I nodi strutturali: mercato unico, energia e capitali
Nel suo discorso, Draghi si è concentrato su una serie di questioni strategiche per la competitività europea. Tra i punti centrali ha indicato la necessità di abbattere le barriere ancora presenti nel mercato unico, che continuano a ostacolare una piena integrazione economica tra gli Stati membri.
Altro tema cruciale è stato quello della frammentazione dei mercati azionari europei, che limita la capacità dell’Unione di competere con altre grandi economie. In questo contesto, Draghi ha richiamato l’attenzione sugli sforzi necessari per mobilitare il risparmio europeo, convogliandolo verso investimenti produttivi.
Non è mancato il riferimento al costo dell’energia, considerato un fattore determinante per la competitività delle imprese. L’ex premier ha inoltre evocato la possibilità di introdurre una preferenza europea mirata in specifici settori strategici, al fine di rafforzare l’autonomia industriale dell’Unione.
Infine, Draghi ha toccato il tema del processo decisionale europeo, suggerendo che, se necessario, si possa ricorrere alle cooperazioni rafforzate previste dai trattati, così da accelerare l’avanzamento di alcuni dossier considerati prioritari.
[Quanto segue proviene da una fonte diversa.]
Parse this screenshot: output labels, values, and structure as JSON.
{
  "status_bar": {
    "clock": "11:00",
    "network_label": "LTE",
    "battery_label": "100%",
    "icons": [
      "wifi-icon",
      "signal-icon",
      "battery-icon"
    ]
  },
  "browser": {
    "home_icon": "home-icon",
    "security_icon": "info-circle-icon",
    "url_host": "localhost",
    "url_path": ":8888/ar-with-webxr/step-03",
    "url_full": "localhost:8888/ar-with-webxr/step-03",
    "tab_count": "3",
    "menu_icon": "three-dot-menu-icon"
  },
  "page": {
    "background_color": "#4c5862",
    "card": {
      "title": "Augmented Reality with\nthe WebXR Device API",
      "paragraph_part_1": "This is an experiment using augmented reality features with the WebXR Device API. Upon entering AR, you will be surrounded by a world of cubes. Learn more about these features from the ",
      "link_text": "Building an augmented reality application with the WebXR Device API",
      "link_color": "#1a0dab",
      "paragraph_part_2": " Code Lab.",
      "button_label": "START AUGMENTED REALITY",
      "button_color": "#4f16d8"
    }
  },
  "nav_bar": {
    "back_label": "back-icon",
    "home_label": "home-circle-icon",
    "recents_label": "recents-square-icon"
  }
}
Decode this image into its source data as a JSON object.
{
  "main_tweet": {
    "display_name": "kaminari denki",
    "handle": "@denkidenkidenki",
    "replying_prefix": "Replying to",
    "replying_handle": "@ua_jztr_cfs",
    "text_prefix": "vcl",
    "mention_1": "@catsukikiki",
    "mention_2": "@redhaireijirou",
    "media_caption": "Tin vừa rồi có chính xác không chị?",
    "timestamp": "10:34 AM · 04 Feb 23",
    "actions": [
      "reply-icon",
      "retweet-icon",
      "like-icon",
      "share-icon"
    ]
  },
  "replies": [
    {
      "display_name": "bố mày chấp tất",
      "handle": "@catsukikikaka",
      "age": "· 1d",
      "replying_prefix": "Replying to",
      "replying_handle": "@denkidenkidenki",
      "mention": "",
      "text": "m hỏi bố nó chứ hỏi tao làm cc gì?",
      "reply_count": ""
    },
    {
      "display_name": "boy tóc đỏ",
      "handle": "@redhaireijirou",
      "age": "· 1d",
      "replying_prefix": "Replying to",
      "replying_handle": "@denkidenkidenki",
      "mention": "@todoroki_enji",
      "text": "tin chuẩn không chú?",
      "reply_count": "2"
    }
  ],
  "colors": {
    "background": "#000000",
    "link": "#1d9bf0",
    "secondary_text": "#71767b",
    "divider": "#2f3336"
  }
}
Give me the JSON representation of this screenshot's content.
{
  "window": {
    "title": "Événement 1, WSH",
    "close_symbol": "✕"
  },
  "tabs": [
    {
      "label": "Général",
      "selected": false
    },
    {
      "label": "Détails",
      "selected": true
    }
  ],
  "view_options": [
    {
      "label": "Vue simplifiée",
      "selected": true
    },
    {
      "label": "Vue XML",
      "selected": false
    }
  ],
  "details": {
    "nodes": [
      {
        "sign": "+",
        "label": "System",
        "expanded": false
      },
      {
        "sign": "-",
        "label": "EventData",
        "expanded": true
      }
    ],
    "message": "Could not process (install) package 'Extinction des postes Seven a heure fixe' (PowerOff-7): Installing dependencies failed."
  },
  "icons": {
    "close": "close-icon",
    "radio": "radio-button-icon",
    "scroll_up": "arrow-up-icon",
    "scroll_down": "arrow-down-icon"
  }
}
Il confronto con i leader Ue
Dopo l’intervento si è aperto un dibattito definito “molto sostanziale” dalle fonti europee. I leader hanno sollevato interrogativi su questioni chiave come le difficoltà negli investimenti, l’Unione dei risparmi e degli investimenti, il funzionamento del mercato energetico, le regole sulle fusioni e il ruolo internazionale dell’euro.
Secondo fonti diplomatiche, Draghi avrebbe dedicato almeno un quarto d’ora del suo intervento a ribadire con determinazione la centralità degli investimenti per il rilancio europeo. Un tema già ampiamente sviluppato nel suo precedente report, dove veniva evidenziata con chiarezza anche la necessità di agire attraverso strumenti comuni, incluso il debito condiviso, per sostenere la crescita e affrontare le sfide future.